Practical Ideas You Can Put To Use Within 48 Hours.
When Ben Franklin was 20 years old he developed a system of self-improvement he believed was responsible for distinguishing himself from his peers. His system involved taking time each week to track and evaluate his progress against 13 Virtues or character qualities. The power in Franklin’s approach is not in defining the virtues but rather in the focus and follow up of his system.
Apply the process below to yourself first, and then use it in your goal setting 1:1’s with your employees as you start the new year. The wording of the questions is important. You should write out your answers to make it more formal.

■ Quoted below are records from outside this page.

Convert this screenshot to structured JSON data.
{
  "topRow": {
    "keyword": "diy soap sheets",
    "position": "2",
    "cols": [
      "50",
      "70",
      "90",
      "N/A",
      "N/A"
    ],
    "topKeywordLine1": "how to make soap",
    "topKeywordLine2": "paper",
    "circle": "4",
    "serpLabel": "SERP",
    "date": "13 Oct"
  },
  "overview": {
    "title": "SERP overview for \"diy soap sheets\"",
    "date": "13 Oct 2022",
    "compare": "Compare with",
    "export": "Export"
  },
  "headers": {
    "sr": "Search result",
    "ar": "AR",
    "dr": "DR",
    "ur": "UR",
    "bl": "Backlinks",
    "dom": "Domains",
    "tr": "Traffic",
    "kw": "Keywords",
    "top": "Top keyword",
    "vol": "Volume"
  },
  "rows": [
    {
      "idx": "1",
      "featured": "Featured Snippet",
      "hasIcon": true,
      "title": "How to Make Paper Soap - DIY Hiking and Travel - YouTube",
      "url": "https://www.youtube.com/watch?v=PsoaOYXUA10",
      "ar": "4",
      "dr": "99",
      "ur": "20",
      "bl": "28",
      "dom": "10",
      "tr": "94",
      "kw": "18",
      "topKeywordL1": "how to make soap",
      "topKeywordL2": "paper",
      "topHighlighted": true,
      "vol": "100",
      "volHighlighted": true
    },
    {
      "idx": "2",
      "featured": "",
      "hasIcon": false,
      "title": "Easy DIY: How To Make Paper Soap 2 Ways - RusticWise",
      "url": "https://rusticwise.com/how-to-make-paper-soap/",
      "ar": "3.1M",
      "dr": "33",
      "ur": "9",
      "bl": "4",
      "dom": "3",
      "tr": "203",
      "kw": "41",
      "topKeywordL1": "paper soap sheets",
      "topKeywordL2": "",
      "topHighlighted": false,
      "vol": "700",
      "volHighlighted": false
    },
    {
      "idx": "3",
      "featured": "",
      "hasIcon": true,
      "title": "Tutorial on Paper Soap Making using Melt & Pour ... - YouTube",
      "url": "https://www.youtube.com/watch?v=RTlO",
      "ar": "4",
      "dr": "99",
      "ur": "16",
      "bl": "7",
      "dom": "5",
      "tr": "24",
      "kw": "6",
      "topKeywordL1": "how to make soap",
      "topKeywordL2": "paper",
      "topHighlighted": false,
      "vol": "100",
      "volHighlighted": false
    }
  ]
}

1. Ask, “What is one area of your performance or leadership you would benefit from improving this year?” It’s helpful to be somewhat specific in defining your target. “Giving real-time feedback to demonstrate appreciation for employees and help them improve” is better than “Help my employees improve.”
2. Articulate, “What will you have to do differently in order to improve?” Describe the behaviors you’ll need to demonstrate that are consistent with your desired outcome, “When one of my employees does something that needs acknowledging, I will make a note of it and have a conversation with them within 24 hours to give them feedback.”
FOR FOLLOW UP:
3. Determine the mechanism and frequency for follow up. If it is for yourself, create a tracking document and put a standing item on your calendar reminding you to take time to check in and evaluate your progress. Make a note of successes and identify and address any obstacles. If it is for your employee, make it a standing item in your 1:1 meeting to check-in to discuss progress and any barriers to improvement. Follow up should happen at least once a month for the entire year.
Obviously you can do more with this approach. You can incorporate this into your team and have each individual share their focus area with the rest of the team. You can create a buddy system and pair people together to support and challenge each other. You can apply the questions and the approach to your team to improve the quality of your team meetings or follow through on team goals by asking, “What is one area of our team’s performance we would benefit from improving this year?” Take a moment and consider the impact if you and each of your employees made significant improvement in just one key area of performance or leadership in the next year. Maybe there’s a reason Franklin continued to use this process throughout his life. Start the revolution!